Community bankers say the FDIC should deny Square Financial’s industrial loan corporation application

The Independent Community Bankers of America (ICBA) called on the Federal Deposit Insurance Corporation (FDIC) to deny Square Financial Services Inc.’s federal deposit-insurance application as an industrial loan corporation (ILC).

ICBA also requested that the FDIC impose an immediate two-year moratorium on ILC deposit-insurance applications.

In a letter to the FDIC, ICBA officials noted that Square’s application as an ILC is designed to avoid legal prohibitions and restrictions under the Bank Holding Company Act.

“Square should be subject to the same restrictions and supervision that any other bank holding company of a community bank is subject to,” ICBA Executive Vice President and Senior Regulatory Counsel Christopher Cole wrote. “Furthermore, Congress should close the ILC loophole because it not only threatens the financial system but creates an uneven playing field for community banks.”

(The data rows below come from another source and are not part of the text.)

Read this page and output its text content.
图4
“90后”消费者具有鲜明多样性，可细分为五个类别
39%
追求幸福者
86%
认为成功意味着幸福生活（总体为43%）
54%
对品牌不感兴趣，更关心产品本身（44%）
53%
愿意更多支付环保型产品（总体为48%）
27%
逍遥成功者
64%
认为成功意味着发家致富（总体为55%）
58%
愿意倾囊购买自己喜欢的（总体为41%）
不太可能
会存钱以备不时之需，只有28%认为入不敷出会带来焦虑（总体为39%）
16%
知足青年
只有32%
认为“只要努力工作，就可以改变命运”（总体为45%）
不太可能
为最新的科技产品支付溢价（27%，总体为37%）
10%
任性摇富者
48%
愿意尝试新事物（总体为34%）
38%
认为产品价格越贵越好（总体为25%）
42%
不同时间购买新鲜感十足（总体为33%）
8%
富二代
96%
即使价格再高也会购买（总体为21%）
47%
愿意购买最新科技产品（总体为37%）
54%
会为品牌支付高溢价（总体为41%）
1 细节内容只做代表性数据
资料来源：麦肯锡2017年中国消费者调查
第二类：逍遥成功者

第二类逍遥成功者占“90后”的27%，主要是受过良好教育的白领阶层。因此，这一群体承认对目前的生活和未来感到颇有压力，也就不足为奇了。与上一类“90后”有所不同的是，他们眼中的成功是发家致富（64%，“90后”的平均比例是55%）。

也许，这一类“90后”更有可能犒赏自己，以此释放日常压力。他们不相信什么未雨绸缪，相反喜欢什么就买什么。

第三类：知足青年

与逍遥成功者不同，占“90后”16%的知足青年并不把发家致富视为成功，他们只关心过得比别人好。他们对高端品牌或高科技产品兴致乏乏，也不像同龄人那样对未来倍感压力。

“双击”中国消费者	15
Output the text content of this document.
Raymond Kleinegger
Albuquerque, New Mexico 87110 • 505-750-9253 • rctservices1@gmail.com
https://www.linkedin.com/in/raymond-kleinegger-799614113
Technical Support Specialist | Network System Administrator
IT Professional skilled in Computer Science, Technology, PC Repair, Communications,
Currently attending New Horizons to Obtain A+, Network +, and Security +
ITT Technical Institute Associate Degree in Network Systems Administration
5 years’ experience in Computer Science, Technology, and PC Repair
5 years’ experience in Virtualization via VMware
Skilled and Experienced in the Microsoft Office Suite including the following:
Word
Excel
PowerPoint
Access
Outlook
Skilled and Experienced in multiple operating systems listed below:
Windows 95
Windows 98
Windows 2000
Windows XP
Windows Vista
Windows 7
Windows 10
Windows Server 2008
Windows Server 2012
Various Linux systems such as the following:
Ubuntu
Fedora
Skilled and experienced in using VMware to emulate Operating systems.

Denying the application and imposing a moratorium would promote safety and soundness in the commercial banking sector and maintain the separation of banking and commerce, ICBA said.

Square and its affiliates already engage in a diverse set of commercial activities, ICBA said. Granting Square an ILC charter would allow it to engage in both banking and commercial activities without being subject to consolidated supervision.

ICBA would like to see Congress permanently close the ILC loophole. The integration of massive technology and banking firms would result in an enormous concentration of financial and technological assets while posing significant conflicts of interest and privacy concerns.

ICBA previously expressed opposition to the recent deposit-insurance application of SoFi Bank, also as an industrial loan corporation.